When loading the main menu, we have a bunch of managers loading bunches of definition; localization, fonts, UI, etc. At that moment, we hover around 650Mb. Looking up the loaded asset, it’s all as expected.
When loading the first gameplay scene, the memory climbs up to 2.4Gb. Also as expected. We have large scene, lot of enemies, lightings. It’s a full fledged third person RPG.
When quitting the game and returning to the main menu, we load an empty scene, call Resources.UnloadUnusedAsset and… 1.1Gb. What? For a while I thought it was maybe just Unity shuffling around memory, keeping it to itself to re-allocated it faster. Except that memory would keep climbing between different scenes. Something was sticking around.
Until I pulled the Memory Profiler:
A ScriptableObject with 0 Ref Count. This ScritableObject was referenced from the unloaded scene; it contains the definition of an enemy, a reference to the prefab, the animation set, the different weapons it uses and it’s stats. In the scene, a spawner script uses that definition to build up a character.
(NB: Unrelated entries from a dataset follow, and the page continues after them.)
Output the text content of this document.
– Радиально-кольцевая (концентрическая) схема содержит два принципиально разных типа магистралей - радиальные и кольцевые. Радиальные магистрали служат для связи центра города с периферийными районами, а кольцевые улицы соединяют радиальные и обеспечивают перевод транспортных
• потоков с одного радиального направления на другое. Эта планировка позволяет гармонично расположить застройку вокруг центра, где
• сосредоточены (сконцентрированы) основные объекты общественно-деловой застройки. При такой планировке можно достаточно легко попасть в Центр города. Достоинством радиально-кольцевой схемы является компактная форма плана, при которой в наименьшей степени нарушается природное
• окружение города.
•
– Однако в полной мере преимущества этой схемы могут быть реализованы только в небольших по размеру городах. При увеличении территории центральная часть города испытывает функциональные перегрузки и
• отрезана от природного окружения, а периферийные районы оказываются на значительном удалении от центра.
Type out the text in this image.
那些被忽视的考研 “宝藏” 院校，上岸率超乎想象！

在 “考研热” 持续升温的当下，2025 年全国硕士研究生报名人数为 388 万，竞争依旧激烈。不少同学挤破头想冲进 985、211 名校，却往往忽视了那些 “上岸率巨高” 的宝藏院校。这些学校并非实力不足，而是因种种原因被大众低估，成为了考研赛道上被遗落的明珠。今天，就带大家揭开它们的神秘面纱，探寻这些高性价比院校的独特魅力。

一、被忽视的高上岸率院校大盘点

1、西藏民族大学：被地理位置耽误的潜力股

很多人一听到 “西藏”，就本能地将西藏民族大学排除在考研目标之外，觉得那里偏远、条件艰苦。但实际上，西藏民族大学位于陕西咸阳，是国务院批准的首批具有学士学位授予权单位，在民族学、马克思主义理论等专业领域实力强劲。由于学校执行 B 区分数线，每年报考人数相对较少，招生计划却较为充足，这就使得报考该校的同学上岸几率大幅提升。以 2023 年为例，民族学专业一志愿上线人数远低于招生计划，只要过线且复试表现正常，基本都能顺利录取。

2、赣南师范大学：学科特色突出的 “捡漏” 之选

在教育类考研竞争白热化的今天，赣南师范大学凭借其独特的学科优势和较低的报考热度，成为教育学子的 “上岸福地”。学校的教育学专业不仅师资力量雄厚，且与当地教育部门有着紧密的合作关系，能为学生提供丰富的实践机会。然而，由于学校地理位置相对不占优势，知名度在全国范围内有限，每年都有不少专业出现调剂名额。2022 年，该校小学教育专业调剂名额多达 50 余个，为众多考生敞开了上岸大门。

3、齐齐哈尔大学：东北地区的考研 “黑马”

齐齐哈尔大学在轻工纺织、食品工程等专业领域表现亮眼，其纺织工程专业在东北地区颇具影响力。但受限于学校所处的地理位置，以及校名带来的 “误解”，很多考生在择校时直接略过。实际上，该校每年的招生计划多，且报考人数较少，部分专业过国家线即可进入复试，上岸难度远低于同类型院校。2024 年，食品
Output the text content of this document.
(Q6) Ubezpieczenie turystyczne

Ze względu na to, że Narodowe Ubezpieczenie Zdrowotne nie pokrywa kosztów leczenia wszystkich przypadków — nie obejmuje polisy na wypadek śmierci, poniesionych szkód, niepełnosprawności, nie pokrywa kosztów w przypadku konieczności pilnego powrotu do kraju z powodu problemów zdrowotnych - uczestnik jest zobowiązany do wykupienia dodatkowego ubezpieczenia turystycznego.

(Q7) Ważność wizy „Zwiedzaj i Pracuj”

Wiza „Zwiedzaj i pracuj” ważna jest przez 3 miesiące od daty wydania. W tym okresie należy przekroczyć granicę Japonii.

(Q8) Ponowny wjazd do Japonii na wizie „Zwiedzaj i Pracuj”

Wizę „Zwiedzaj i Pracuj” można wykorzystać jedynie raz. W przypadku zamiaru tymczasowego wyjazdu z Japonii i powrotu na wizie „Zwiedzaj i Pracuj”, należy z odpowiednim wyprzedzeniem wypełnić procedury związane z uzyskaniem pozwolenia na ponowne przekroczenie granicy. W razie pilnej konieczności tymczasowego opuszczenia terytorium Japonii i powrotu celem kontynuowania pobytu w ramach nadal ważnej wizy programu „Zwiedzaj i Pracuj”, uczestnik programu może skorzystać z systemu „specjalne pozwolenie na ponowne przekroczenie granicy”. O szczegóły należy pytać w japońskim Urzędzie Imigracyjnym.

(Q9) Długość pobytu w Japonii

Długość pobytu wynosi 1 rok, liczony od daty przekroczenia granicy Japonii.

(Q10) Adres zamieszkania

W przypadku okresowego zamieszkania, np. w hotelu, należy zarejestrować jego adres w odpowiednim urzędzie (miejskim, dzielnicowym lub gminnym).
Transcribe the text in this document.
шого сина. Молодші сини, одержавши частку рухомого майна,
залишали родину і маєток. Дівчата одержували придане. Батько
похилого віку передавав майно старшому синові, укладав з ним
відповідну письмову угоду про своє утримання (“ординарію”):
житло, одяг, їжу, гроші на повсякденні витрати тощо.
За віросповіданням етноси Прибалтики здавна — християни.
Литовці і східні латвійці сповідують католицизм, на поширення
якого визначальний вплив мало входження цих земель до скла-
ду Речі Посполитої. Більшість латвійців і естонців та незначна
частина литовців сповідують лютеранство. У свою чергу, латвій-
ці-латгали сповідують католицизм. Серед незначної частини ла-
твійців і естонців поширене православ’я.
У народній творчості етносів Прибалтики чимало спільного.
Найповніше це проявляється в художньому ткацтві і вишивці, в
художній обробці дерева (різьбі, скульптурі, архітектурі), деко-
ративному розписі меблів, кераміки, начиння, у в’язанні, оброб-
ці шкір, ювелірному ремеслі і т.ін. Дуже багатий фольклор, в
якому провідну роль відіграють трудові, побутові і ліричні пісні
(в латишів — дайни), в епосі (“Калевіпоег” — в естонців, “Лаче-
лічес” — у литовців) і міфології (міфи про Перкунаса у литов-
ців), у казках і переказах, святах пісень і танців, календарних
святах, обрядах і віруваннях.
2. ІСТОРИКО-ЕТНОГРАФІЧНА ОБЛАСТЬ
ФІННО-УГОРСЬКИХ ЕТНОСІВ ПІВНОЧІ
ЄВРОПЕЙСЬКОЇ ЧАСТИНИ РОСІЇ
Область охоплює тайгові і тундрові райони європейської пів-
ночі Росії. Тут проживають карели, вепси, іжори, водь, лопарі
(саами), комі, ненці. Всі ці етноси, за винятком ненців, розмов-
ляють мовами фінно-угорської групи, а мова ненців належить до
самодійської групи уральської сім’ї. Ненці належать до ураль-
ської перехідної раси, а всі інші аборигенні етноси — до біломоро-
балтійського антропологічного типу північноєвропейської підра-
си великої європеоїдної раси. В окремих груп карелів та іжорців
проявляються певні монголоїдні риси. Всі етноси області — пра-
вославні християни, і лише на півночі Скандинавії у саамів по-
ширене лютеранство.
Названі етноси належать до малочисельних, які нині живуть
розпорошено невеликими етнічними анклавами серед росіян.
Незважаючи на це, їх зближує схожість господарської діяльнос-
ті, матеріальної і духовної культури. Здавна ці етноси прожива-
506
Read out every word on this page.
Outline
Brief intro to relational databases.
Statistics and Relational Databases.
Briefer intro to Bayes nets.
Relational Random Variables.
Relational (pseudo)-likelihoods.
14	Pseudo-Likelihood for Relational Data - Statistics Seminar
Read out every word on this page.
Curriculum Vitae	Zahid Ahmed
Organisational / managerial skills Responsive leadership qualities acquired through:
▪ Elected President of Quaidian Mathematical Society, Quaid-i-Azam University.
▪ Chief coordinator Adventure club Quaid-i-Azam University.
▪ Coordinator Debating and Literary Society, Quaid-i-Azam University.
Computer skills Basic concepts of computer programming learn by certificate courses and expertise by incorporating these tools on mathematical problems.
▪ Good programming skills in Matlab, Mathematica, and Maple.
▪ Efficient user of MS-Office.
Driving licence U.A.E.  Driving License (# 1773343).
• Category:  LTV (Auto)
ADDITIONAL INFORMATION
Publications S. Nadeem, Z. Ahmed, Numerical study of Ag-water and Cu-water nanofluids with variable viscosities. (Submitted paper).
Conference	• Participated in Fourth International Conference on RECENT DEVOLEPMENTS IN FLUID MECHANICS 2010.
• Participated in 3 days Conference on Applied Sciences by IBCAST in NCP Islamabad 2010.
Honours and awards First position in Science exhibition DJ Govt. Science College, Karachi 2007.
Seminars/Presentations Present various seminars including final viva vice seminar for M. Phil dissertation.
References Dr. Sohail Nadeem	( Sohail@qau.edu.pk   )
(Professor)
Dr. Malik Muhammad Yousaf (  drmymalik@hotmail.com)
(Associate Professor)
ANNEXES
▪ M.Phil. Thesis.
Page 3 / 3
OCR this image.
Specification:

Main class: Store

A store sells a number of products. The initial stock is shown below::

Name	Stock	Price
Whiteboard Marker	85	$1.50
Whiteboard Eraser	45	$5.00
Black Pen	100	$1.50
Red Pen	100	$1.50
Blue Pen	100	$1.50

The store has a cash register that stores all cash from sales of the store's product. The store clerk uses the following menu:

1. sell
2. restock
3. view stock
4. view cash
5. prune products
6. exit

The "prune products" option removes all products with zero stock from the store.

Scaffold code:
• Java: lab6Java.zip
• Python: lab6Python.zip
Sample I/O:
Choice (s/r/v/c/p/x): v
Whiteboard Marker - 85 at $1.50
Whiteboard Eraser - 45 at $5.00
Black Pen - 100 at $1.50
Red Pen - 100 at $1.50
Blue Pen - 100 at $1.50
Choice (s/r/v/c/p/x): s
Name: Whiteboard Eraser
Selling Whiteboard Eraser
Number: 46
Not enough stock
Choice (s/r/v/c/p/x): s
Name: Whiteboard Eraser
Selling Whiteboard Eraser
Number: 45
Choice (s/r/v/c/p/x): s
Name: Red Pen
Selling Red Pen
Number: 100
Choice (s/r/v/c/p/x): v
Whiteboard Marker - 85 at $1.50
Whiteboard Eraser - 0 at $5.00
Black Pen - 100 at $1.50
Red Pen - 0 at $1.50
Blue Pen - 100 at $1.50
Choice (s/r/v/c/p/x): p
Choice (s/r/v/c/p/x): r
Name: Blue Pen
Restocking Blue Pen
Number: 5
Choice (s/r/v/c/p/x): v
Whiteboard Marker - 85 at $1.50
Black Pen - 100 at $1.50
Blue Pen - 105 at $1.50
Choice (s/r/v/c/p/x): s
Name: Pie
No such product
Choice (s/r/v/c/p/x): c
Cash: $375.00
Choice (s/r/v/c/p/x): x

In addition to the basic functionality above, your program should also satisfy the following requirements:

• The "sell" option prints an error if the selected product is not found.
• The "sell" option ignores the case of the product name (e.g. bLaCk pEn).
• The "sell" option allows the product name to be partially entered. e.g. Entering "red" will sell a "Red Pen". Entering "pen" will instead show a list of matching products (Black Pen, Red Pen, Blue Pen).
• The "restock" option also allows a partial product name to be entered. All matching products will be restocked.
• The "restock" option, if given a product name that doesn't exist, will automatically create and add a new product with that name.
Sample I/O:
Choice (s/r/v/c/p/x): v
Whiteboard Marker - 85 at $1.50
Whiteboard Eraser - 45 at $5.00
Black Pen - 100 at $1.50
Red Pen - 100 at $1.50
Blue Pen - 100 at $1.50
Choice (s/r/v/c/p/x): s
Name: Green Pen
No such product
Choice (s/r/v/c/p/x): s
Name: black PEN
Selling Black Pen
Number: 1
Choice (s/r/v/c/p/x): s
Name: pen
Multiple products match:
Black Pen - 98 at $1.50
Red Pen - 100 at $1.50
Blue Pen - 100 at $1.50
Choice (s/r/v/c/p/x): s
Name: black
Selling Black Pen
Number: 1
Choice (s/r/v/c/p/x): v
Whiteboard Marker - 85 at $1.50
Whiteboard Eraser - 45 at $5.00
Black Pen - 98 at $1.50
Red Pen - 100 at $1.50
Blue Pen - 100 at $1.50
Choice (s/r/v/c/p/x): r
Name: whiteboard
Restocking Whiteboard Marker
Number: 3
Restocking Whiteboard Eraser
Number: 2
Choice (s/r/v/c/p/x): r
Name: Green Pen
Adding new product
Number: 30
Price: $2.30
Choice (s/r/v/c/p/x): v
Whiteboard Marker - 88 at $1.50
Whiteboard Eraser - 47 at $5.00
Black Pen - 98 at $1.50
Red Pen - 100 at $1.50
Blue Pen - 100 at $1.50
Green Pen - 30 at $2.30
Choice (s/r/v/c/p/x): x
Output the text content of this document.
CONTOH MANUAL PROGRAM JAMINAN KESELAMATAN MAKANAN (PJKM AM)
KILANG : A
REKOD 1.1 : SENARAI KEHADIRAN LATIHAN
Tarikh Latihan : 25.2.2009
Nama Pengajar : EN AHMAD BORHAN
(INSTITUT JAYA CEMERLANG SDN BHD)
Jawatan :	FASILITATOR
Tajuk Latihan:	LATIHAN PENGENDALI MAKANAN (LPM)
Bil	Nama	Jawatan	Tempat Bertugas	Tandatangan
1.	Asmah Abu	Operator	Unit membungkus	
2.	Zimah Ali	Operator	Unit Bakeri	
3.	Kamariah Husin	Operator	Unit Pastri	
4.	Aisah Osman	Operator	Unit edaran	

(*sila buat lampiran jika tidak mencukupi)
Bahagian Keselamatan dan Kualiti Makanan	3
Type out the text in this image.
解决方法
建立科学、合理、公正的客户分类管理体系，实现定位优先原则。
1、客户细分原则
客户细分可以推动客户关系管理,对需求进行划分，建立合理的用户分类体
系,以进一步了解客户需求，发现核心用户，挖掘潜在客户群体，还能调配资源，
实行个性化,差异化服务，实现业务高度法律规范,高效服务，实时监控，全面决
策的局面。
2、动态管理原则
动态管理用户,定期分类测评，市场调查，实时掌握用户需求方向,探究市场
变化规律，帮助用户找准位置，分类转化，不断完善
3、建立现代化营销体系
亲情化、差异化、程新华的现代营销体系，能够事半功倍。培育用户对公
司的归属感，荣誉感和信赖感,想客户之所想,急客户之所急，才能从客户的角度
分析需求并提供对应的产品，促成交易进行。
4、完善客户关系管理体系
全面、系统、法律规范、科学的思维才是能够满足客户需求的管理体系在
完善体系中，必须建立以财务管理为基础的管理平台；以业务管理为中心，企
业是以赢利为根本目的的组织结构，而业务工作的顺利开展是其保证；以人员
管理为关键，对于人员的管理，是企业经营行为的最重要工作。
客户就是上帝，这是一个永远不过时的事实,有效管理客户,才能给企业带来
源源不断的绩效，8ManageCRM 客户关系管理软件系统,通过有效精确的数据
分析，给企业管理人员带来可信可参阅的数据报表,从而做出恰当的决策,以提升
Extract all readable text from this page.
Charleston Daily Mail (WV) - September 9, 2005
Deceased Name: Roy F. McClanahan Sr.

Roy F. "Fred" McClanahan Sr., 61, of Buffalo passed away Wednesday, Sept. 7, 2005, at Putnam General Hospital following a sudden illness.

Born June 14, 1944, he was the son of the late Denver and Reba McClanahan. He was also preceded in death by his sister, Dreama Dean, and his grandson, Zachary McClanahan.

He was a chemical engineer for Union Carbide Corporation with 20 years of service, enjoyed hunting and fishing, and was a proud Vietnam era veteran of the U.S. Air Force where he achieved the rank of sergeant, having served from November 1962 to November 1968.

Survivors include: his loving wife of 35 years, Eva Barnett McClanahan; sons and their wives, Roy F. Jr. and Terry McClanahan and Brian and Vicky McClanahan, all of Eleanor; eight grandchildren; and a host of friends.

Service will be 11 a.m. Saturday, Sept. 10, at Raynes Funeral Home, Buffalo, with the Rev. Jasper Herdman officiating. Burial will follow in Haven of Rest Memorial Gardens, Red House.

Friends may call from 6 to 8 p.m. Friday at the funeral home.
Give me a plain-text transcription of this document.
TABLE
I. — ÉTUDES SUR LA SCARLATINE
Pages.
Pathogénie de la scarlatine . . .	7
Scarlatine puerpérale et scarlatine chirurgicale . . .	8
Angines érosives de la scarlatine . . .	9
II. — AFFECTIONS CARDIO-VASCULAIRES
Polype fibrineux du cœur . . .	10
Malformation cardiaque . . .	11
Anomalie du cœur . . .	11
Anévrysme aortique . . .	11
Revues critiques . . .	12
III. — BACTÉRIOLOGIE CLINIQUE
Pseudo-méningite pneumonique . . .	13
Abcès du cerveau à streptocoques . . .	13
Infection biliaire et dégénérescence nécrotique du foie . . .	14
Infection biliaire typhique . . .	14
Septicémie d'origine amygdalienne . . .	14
I have pretty much 550Mb of characters data - mesh, animation, textures - floating around memory, with a ScriptableObject referencing it, but nothing referencing the ScriptableObject. And Unity is clearly not disposing it.
Why is Unity keeping those around? How do I prevent that from occurring? I always read that SO were to be handled like any other asset. But clearly that’s now what’s happening here. If nothing references a texture, the texture is unloaded. Do I have to crawl around object types with some nasty FindAllObjectsOfType and do something with them? If so, what exactly?
Resources.UnloadAsset doesn’t appear to be doing anything.
Resources.UnloadUnusedAssets clearly doesn’t catch those.
Destroy sounds dangerous, especially while playing in the editor, as those are “disk asset”, loaded by a scene reference.